Both men were convicted for grave breaches of the 1949 Geneva Conventions and the crimes against humanity of murder, extermination, enslavement, deportation, imprisonment, torture, persecution on political, religious and racial grounds and other inhumane acts against civilians in Cambodia during this period.

It is the first time that any of Pol Pot’s senior officials of the Communist Party of Kampuchea, as the ruling party was known, have been convicted of genocide, according to news reports.

Mr. Dieng also expressed his support and solidarity with the victims, saying that “all the people who have suffered as a result of the heinous crimes committed by the Khmer Rouge in Cambodia during this period have waited a long time for justice.
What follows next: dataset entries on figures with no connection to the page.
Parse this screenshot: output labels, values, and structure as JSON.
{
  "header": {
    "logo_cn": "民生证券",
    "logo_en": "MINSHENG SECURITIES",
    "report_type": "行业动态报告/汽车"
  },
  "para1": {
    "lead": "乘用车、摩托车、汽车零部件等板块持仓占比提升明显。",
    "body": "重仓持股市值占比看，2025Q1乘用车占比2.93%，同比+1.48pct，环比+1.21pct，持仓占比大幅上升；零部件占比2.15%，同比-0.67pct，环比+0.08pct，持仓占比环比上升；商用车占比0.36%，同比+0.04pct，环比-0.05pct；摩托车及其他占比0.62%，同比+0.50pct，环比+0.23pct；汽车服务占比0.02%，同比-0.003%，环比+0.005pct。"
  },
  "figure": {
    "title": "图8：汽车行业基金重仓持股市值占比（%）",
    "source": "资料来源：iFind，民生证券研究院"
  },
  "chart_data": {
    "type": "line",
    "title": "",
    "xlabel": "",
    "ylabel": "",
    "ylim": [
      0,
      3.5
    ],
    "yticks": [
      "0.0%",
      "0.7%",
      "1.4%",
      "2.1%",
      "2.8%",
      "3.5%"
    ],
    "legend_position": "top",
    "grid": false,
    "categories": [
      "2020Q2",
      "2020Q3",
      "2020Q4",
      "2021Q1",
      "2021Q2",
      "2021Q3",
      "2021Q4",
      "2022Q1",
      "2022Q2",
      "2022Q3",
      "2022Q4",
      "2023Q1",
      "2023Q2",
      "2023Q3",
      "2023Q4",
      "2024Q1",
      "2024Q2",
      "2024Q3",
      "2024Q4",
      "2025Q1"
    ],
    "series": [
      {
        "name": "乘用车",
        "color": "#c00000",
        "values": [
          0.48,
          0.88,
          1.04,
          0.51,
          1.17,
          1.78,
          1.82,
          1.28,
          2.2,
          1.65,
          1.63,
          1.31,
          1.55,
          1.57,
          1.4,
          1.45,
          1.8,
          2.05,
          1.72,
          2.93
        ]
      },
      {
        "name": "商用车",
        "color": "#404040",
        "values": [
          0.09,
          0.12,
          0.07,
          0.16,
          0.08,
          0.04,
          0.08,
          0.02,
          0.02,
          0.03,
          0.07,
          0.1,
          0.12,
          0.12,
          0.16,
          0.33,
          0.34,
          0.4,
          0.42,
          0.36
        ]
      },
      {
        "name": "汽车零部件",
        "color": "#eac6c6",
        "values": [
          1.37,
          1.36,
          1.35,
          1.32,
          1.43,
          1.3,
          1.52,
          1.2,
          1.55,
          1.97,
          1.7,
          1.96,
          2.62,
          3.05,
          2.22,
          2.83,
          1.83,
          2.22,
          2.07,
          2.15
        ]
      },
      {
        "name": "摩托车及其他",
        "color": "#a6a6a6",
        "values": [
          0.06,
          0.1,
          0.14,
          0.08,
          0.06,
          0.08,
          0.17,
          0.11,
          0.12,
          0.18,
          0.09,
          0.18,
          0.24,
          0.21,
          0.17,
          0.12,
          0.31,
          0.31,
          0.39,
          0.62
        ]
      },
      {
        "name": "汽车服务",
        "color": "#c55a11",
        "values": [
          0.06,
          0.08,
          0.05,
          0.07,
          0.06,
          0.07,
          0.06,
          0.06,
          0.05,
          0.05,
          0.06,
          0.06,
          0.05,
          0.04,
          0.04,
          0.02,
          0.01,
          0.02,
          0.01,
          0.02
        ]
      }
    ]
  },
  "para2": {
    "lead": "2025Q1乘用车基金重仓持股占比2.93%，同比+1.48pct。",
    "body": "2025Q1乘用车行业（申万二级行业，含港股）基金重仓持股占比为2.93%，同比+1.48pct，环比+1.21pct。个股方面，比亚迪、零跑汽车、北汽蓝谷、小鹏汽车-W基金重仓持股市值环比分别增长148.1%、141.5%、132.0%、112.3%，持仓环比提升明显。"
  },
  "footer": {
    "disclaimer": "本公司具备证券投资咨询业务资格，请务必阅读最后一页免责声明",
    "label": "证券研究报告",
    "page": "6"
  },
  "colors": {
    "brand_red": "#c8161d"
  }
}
Hopefully this decision will provide them with some measure of redress and solace.”

He said it was also an historic verdict, when it comes to preventing similar crimes in the future: “While criminal accountability is foremost a tool to provide justice and redress to victims, it also has an important preventative function as a deterrent as well as to help societies in reconciliation efforts,” he said.

“At a time when we are witnessing a dangerous disregard for fundamental rights and international legal norms and standards in many parts of the world, this decision sends a strong message, in the region and globally, to those who commit, incite or condone atrocity crimes that sooner or later they will be held accountable.”